Добавить в цитаты Настройки чтения

Страница 6 из 45



С 1802 по 1804 год проживал на Малой Дмитровке Николай Михайлович Карамзин, выпускавший тогда «Вестник Европы», а у него бывал начинающий поэт Жуковский, напечатавший в декабрьской книжке этого журнала за 1802 год свой прославленный перевод элегии Грея «Сельское кладбище».

Державин, Дмитриев, Херасков, Василий Львович Пушкин, дядя поэта, — всех их можно было встретить тут у Карамзина.

Не уцелел и дом С. Н. Бибиковой, дочери декабриста Никиты Муравьева. У нее побывал Лев Толстой, и, по его свидетельству, она ему «пропасть рассказывала и показывала».

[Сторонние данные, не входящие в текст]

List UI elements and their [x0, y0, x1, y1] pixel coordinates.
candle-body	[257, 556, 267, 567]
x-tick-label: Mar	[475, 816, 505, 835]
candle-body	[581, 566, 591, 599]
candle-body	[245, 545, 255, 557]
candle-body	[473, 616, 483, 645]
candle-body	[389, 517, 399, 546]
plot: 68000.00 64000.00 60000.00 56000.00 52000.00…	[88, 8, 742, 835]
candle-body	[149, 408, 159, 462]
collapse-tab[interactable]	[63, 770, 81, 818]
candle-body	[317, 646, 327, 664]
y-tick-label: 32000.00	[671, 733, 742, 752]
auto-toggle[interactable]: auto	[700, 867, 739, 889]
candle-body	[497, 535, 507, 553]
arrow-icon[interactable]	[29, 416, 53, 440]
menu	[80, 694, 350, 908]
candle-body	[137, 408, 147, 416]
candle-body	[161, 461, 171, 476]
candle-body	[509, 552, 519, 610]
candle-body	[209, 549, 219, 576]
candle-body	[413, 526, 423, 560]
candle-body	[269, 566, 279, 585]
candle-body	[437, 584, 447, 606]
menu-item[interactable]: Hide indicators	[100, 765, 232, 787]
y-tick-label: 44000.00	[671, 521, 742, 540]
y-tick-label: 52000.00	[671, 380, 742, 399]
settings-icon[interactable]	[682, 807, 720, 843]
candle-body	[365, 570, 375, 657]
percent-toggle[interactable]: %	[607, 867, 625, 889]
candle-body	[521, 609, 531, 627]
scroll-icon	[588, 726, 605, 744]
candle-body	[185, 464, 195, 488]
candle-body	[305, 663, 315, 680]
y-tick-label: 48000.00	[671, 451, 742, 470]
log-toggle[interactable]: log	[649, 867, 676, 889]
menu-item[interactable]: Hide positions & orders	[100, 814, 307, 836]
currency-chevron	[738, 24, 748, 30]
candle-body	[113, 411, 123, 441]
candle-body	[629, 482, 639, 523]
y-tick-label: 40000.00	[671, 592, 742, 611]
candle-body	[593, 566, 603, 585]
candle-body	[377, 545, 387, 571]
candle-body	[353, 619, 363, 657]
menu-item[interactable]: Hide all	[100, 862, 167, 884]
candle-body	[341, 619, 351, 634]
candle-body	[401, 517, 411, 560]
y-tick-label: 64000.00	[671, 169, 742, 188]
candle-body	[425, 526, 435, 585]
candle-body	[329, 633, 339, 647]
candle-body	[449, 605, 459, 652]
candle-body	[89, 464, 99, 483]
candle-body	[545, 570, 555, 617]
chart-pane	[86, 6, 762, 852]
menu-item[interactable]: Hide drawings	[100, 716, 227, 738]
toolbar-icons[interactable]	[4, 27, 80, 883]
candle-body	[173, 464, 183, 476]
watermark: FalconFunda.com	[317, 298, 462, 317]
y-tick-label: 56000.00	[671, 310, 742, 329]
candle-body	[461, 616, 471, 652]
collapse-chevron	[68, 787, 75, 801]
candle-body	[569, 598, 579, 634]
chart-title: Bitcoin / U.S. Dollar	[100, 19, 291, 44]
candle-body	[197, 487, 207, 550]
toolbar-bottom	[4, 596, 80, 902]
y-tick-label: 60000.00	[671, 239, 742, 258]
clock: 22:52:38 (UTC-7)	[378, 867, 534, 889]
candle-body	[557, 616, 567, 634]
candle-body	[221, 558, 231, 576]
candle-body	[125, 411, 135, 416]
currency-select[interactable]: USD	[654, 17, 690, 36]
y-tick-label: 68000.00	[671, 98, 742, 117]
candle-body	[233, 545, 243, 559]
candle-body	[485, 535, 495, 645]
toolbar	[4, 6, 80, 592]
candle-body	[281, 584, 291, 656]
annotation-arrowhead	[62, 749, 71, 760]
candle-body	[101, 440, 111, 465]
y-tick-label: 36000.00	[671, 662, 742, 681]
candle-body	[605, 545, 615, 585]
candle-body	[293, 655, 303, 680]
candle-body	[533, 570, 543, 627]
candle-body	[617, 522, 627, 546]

Совсем недавно в связи с реконструкцией улицы снесен дом № 3, в котором в декабре 1825 года поселился высланный в Россию из Польши Адам Мицкевич, и здание оригинальной «теремной» конструкции, где до революции помещался детский журнал «Светлячок» (дом № 17). Домик и сам словно вышел из сказок этого журнала.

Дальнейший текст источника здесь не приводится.